BETTER_AUTH_SECRET et TRUSTMAP_KMS_MASTER_KEY doivent chacun être des valeurs aléatoires indépendantes d’au moins 32 octets. Appliquez enfin le schéma avant le premier déploiement :

npm run db:migrate:remote
npm run deploy:standalone

Cloudflare crée le routage DNS et le certificat TLS du domaine personnalisé.

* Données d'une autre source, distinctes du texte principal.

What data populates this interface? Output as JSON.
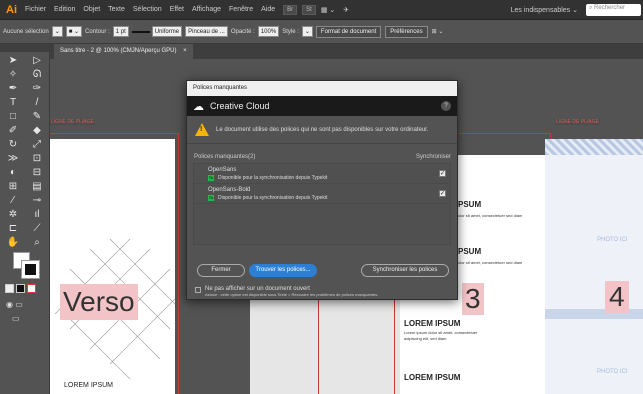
{
  "menubar": {
    "logo": "Ai",
    "menus": [
      "Fichier",
      "Edition",
      "Objet",
      "Texte",
      "Sélection",
      "Effet",
      "Affichage",
      "Fenêtre",
      "Aide"
    ],
    "app_buttons": [
      "Br",
      "St"
    ],
    "workspace": "Les indispensables ⌄",
    "search_placeholder": "Rechercher"
  },
  "controlbar": {
    "selection": "Aucune sélection",
    "contour_label": "Contour :",
    "contour_value": "1 pt",
    "profile": "Uniforme",
    "brush": "Pinceau de ...",
    "opacity_label": "Opacité :",
    "opacity_value": "100%",
    "style_label": "Style :",
    "format_button": "Format de document",
    "prefs_button": "Préférences"
  },
  "document_tab": {
    "title": "Sans titre - 2 @ 100% (CMJN/Aperçu GPU)",
    "close": "×"
  },
  "canvas": {
    "fold_left": "LIGNE DE PLIAGE",
    "fold_right": "LIGNE DE PLIAGE",
    "verso": "Verso",
    "page3": "3",
    "page4": "4",
    "photo1": "PHOTO ICI",
    "photo2": "PHOTO ICI",
    "lorem_heading": "LOREM IPSUM",
    "lorem_short": "PSUM",
    "lorem_body": "Lorem ipsum dolor sit amet, consectetuer adipiscing elit, sed diam",
    "lorem_partial": "olor sit amet, consectetuer sed diam"
  },
  "dialog": {
    "title": "Polices manquantes",
    "cc_name": "Creative Cloud",
    "help": "?",
    "warning": "Le document utilise des polices qui ne sont pas disponibles sur votre ordinateur.",
    "list_header": "Polices manquantes(2)",
    "sync_header": "Synchroniser",
    "fonts": [
      {
        "name": "OpenSans",
        "status": "Disponible pour la synchronisation depuis Typekit",
        "checked": "✓"
      },
      {
        "name": "OpenSans-Bold",
        "status": "Disponible pour la synchronisation depuis Typekit",
        "checked": "✓"
      }
    ],
    "btn_close": "Fermer",
    "btn_find": "Trouver les polices...",
    "btn_sync": "Synchroniser les polices",
    "footer_check": "Ne pas afficher sur un document ouvert",
    "footer_hint": "Astuce : cette option est disponible sous Texte > Résoudre les problèmes de polices manquantes.",
    "colors": {
      "primary": "#2d7fd3",
      "warning": "#f5b400",
      "typekit": "#2bb24c"
    }
  }
}
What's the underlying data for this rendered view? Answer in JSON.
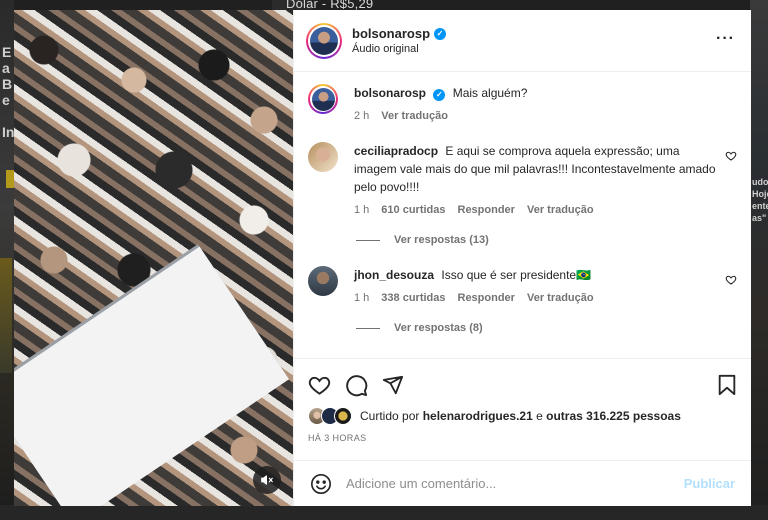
{
  "background": {
    "ticker": "Dólar - R$5,29",
    "left_glyphs": "E\na\nB\ne\n\nIn",
    "side_snippet": "udo\nHoje\nente\nas\""
  },
  "post": {
    "author": "bolsonarosp",
    "audio_label": "Áudio original",
    "caption_text": "Mais alguém?",
    "caption_age": "2 h",
    "caption_translate": "Ver tradução"
  },
  "comments": [
    {
      "user": "ceciliapradocp",
      "text": "E aqui se comprova aquela expressão; uma imagem vale mais do que mil palavras!!! Incontestavelmente amado pelo povo!!!!",
      "age": "1 h",
      "likes": "610 curtidas",
      "reply": "Responder",
      "translate": "Ver tradução",
      "view_replies": "Ver respostas (13)"
    },
    {
      "user": "jhon_desouza",
      "text": "Isso que é ser presidente🇧🇷",
      "age": "1 h",
      "likes": "338 curtidas",
      "reply": "Responder",
      "translate": "Ver tradução",
      "view_replies": "Ver respostas (8)"
    }
  ],
  "likes_bar": {
    "prefix": "Curtido por",
    "user": "helenarodrigues.21",
    "connector": "e",
    "others": "outras 316.225 pessoas"
  },
  "timestamp": "HÁ 3 HORAS",
  "composer": {
    "placeholder": "Adicione um comentário...",
    "publish_label": "Publicar"
  },
  "icons": {
    "verified": "verified-badge-icon",
    "more": "more-options-icon",
    "like": "heart-icon",
    "comment": "comment-bubble-icon",
    "share": "paper-plane-icon",
    "save": "bookmark-icon",
    "emoji": "emoji-icon",
    "mute": "muted-speaker-icon"
  },
  "colors": {
    "verified": "#0095f6",
    "muted_text": "#737373",
    "publish_disabled": "#b2dffc"
  }
}
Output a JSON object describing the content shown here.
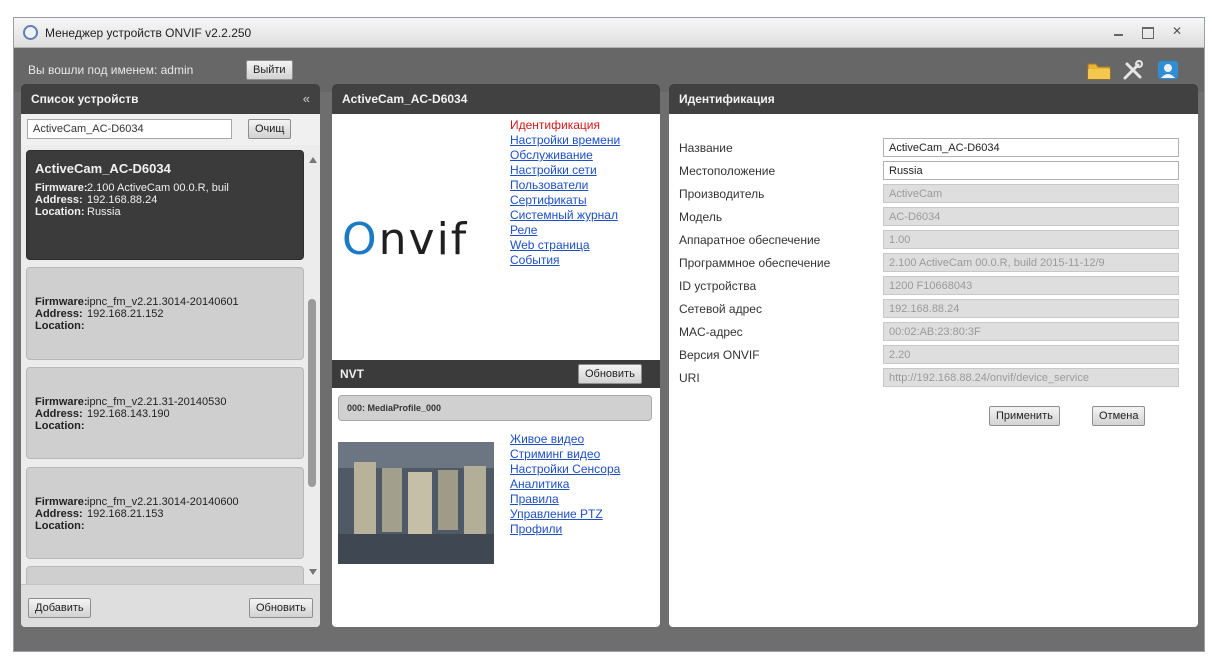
{
  "window": {
    "title": "Менеджер устройств ONVIF v2.2.250"
  },
  "toolbar": {
    "login_text": "Вы вошли под именем: admin",
    "logout_label": "Выйти",
    "icons": [
      "folder-icon",
      "tools-icon",
      "user-icon"
    ]
  },
  "device_list": {
    "title": "Список устройств",
    "collapse_glyph": "«",
    "search": {
      "value": "ActiveCam_AC-D6034",
      "clear_label": "Очищ"
    },
    "devices": [
      {
        "name": "ActiveCam_AC-D6034",
        "firmware": "2.100 ActiveCam 00.0.R, buil",
        "address": "192.168.88.24",
        "location": "Russia"
      },
      {
        "name": "",
        "firmware": "ipnc_fm_v2.21.3014-20140601",
        "address": "192.168.21.152",
        "location": ""
      },
      {
        "name": "",
        "firmware": "ipnc_fm_v2.21.31-20140530",
        "address": "192.168.143.190",
        "location": ""
      },
      {
        "name": "",
        "firmware": "ipnc_fm_v2.21.3014-20140600",
        "address": "192.168.21.153",
        "location": ""
      }
    ],
    "field_labels": {
      "firmware": "Firmware:",
      "address": "Address:",
      "location": "Location:"
    },
    "add_label": "Добавить",
    "refresh_label": "Обновить"
  },
  "device_panel": {
    "title": "ActiveCam_AC-D6034",
    "logo_text": "nvif",
    "logo_first": "O",
    "menu": [
      {
        "label": "Идентификация",
        "active": true
      },
      {
        "label": "Настройки времени",
        "active": false
      },
      {
        "label": "Обслуживание",
        "active": false
      },
      {
        "label": "Настройки сети",
        "active": false
      },
      {
        "label": "Пользователи",
        "active": false
      },
      {
        "label": "Сертификаты",
        "active": false
      },
      {
        "label": "Системный журнал",
        "active": false
      },
      {
        "label": "Реле",
        "active": false
      },
      {
        "label": "Web страница",
        "active": false
      },
      {
        "label": "События",
        "active": false
      }
    ],
    "nvt_label": "NVT",
    "nvt_refresh_label": "Обновить",
    "profile_label": "000: MediaProfile_000",
    "profile_menu": [
      "Живое видео",
      "Стриминг видео",
      "Настройки Сенсора",
      "Аналитика",
      "Правила",
      "Управление PTZ",
      "Профили"
    ]
  },
  "identification": {
    "title": "Идентификация",
    "fields": [
      {
        "label": "Название",
        "value": "ActiveCam_AC-D6034",
        "readonly": false
      },
      {
        "label": "Местоположение",
        "value": "Russia",
        "readonly": false
      },
      {
        "label": "Производитель",
        "value": "ActiveCam",
        "readonly": true
      },
      {
        "label": "Модель",
        "value": "AC-D6034",
        "readonly": true
      },
      {
        "label": "Аппаратное обеспечение",
        "value": "1.00",
        "readonly": true
      },
      {
        "label": "Программное обеспечение",
        "value": "2.100 ActiveCam 00.0.R, build 2015-11-12/9",
        "readonly": true
      },
      {
        "label": "ID устройства",
        "value": "1200 F10668043",
        "readonly": true
      },
      {
        "label": "Сетевой адрес",
        "value": "192.168.88.24",
        "readonly": true
      },
      {
        "label": "MAC-адрес",
        "value": "00:02:AB:23:80:3F",
        "readonly": true
      },
      {
        "label": "Версия ONVIF",
        "value": "2.20",
        "readonly": true
      },
      {
        "label": "URI",
        "value": "http://192.168.88.24/onvif/device_service",
        "readonly": true
      }
    ],
    "apply_label": "Применить",
    "cancel_label": "Отмена"
  }
}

Le déploiement de production refuse de démarrer sans BETTER_AUTH_SECRET; la journalisation locale des liens d’e-mail est explicitement désactivée dans le modèle de production.

Limites actuelles

  • la découverte reste explicite sans TrustMap Agent ; l’Agent doit être installé comme service par l’équipe cliente pour une collecte périodique ;
  • TrustMap Runtime Gateway protège les serveurs stdio configurés derrière lui, mais les transports HTTP distants nécessitent encore un proxy ou sidecar qui interroge l’API avant l’exécution ;
  • par sécurité, le collecteur n’exécute pas les serveurs stdio et ne confirme donc pas leur comportement à l’exécution ;
  • le probe distant valide la négociation, pas les permissions effectives de chaque outil ;
  • les résolutions Yarn ambiguës qui associent un même nom à plusieurs versions ne sont pas devinées sans descripteur exact ;
  • les globs de workspace sont bornés à six niveaux et 250 manifests ;
  • les dépendances conditionnelles Python ne sont pas toutes résolues ;
  • les fichiers OCI sont limités à 50 politiques et utilisent des préfixes explicites plutôt que des motifs glob complexes ;
  • le générateur d’admission refuse les préfixes imbriqués et ne remplace pas une validation kubectl --dry-run=server contre les CRD réellement installées ;
  • les versions de charts inscrites dans le bundle sont épinglées et doivent être réévaluées lors d’une mise à niveau de Policy Controller ;
  • la voie Cosign requiert un binaire cosign installé localement et la voie GitHub requiert la CLI gh ;
  • OSV peut ne pas disposer d’un avis ou d’une sévérité normalisée pour tous les écosystèmes ; le statut de l’analyse doit donc être vérifié dans l’inventaire ;
  • elle ne confirme pas les permissions effectives côté GitHub, base de données, OAuth ou système de fichiers ;
  • l’historique est limité à 60 synthèses agrégées et ne permet pas de rouvrir l’inventaire complet d’un audit précédent ;
  • l’envoi des vérifications, invitations et récupérations nécessite une clé Resend et un domaine d’expédition vérifié ;
  • une organisation limitée à une seule identité ne peut pas achever une double approbation : deux auditeurs distincts du demandeur doivent être membres ;
  • la passerelle KMS externe suit le contrat HTTPS MCP TrustMap et nécessite un adaptateur devant AWS KMS, Azure Key Vault, Google Cloud KMS ou un HSM ;
  • l’empreinte d’une identité de signature doit être validée par un canal distinct ; un fichier auto-signé ne constitue pas à lui seul une identité de confiance ;
  • le catalogue de règles devra évoluer avec les spécifications et pratiques MCP.

Prochaines étapes possibles

  • fédération SAML/OIDC et provisionnement SCIM pour les grands comptes ;
  • clés d’accès matérielles WebAuthn en complément du TOTP ;
  • adaptateurs KMS natifs et migration automatique lors de la rotation ;
  • clés de signature gérées par un HSM d’entreprise.

Contribution

Les contributions peuvent être proposées dans une branche dédiée avec :

  1. une description du risque ou du contrôle ajouté ;
  2. un exemple de configuration vulnérable et corrigée sans véritable secret ;
  3. la validation de npm run build ;
  4. une pull request expliquant les éventuels faux positifs.